Doggyguilt · 09/04/2025 10:42

It might mean a few adjustments such as working more but that wouldn’t be a massive issue for me. I’d rather not lose my dh over this though ! I seriously doubt he would actually want a divorce for the sake of a pet he is upset yes but I don’t think he would act irrationally and put a pet above his family . He said it might be a dealbreaker but he can be over dramatic sometimes

Edited

He wouldn’t be putting a pet above his family, he’d be choosing not to stay in a relationship with someone who deliberately misled him and lied to him for several years.

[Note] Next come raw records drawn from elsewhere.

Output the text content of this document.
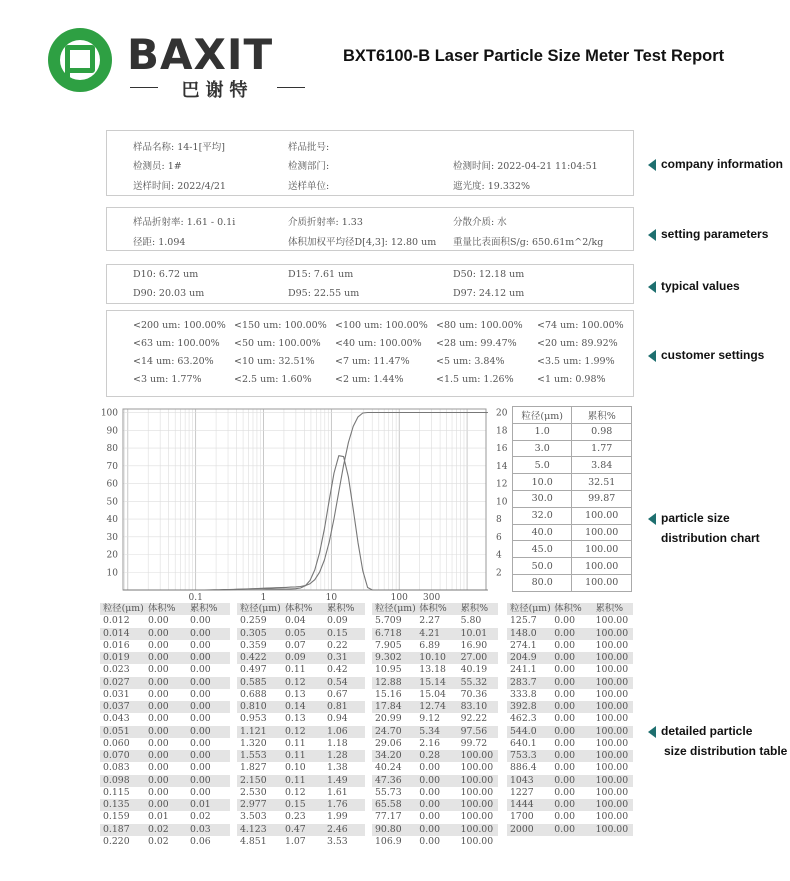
BAXIT
巴谢特
BXT6100-B Laser Particle Size Meter Test Report
样品名称: 14-1[平均]	样品批号:
检测员: 1#	检测部门:	检测时间: 2022-04-21 11:04:51
送样时间: 2022/4/21	送样单位:	遮光度: 19.332%
样品折射率: 1.61 - 0.1i	介质折射率: 1.33	分散介质: 水
径距: 1.094	体积加权平均径D[4,3]: 12.80 um 重量比表面积S/g: 650.61m^2/kg
D10: 6.72 um	D15: 7.61 um	D50: 12.18 um
D90: 20.03 um	D95: 22.55 um	D97: 24.12 um
<200 um: 100.00% <150 um: 100.00% <100 um: 100.00% <80 um: 100.00% <74 um: 100.00%
<63 um: 100.00% <50 um: 100.00% <40 um: 100.00% <28 um: 99.47% <20 um: 89.92%
<14 um: 63.20% <10 um: 32.51% <7 um: 11.47%	<5 um: 3.84%	<3.5 um: 1.99%
<3 um: 1.77%	<2.5 um: 1.60% <2 um: 1.44%	<1.5 um: 1.26% <1 um: 0.98%
company information
setting parameters
typical values
customer settings
particle size
distribution chart
detailed particle
size distribution table
10
20
30
40
50
60
70
80
90
100
2
4
6
8
10
12
14
16
18
20
0.1	1	10	100 300
粒径(μm)	累积%
1.0	0.98
3.0	1.77
5.0	3.84
10.0	32.51
30.0	99.87
32.0	100.00
40.0	100.00
45.0	100.00
50.0	100.00
80.0	100.00
粒径(μm) 体积%	累积%
0.012	0.00	0.00
0.014	0.00	0.00
0.016	0.00	0.00
0.019	0.00	0.00
0.023	0.00	0.00
0.027	0.00	0.00
0.031	0.00	0.00
0.037	0.00	0.00
0.043	0.00	0.00
0.051	0.00	0.00
0.060	0.00	0.00
0.070	0.00	0.00
0.083	0.00	0.00
0.098	0.00	0.00
0.115	0.00	0.00
0.135	0.00	0.01
0.159	0.01	0.02
0.187	0.02	0.03
0.220	0.02	0.06
粒径(μm) 体积%	累积%
0.259	0.04	0.09
0.305	0.05	0.15
0.359	0.07	0.22
0.422	0.09	0.31
0.497	0.11	0.42
0.585	0.12	0.54
0.688	0.13	0.67
0.810	0.14	0.81
0.953	0.13	0.94
1.121	0.12	1.06
1.320	0.11	1.18
1.553	0.11	1.28
1.827	0.10	1.38
2.150	0.11	1.49
2.530	0.12	1.61
2.977	0.15	1.76
3.503	0.23	1.99
4.123	0.47	2.46
4.851	1.07	3.53
粒径(μm) 体积%	累积%
5.709	2.27	5.80
6.718	4.21	10.01
7.905	6.89	16.90
9.302	10.10	27.00
10.95	13.18	40.19
12.88	15.14	55.32
15.16	15.04	70.36
17.84	12.74	83.10
20.99	9.12	92.22
24.70	5.34	97.56
29.06	2.16	99.72
34.20	0.28	100.00
40.24	0.00	100.00
47.36	0.00	100.00
55.73	0.00	100.00
65.58	0.00	100.00
77.17	0.00	100.00
90.80	0.00	100.00
106.9	0.00	100.00
粒径(μm) 体积%	累积%
125.7	0.00	100.00
148.0	0.00	100.00
274.1	0.00	100.00
204.9	0.00	100.00
241.1	0.00	100.00
283.7	0.00	100.00
333.8	0.00	100.00
392.8	0.00	100.00
462.3	0.00	100.00
544.0	0.00	100.00
640.1	0.00	100.00
753.3	0.00	100.00
886.4	0.00	100.00
1043	0.00	100.00
1227	0.00	100.00
1444	0.00	100.00
1700	0.00	100.00
2000	0.00	100.00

Pets were non-negotiable for me - if my DH lied to me about wanting a dog and then turned around and said no, we wouldn’t stay together.

mrsm43s · 09/04/2025 13:45

I would actually leave over this. Not necessarily because dog v no dog, but because of the way OP has behaved. I wouldn't be able to trust anything she said again since she clearly thinks its OK to go back on her word, and her complete inability to compromise and her clearly considering her wants as more important than his would mean that the marriage would be dead in the tracks. Someone trying to trick and manipulate me like that would be the end of any relationship of mine.

If you never intended to get a dog - why not just be honest and say that right from the start? Why deliberately lie, with no intention of following through? You clearly intended to mislead him. So cowardly.

OP, I understand that you don't want to do the walking/poo picking etc, and that's not unreasonable. But if your DH comes up with a plan of how the dog will be walked, fed, toileted for the 28 hours he's in the office, why are you still refusing him a dog, when he'll be there for the other 140 hours in the week? Because with him using A/L for the early puppy days, and then a combination of dog walkers and willing family, I think this is perfectly possible. If you have any care at all for your DH, you'll look for ways it could work, rather than just refusing to consider it because you don't want to.

jambunny · 09/04/2025 13:46

Doggyguilt · 08/04/2025 21:48

Dh has said he would do absolutely everything but in reality I’m not sure how it would work out as he works 4 days in the office and one at home and I’m 3 days out and one at home

So who does he think will look after the dog the other three days a week?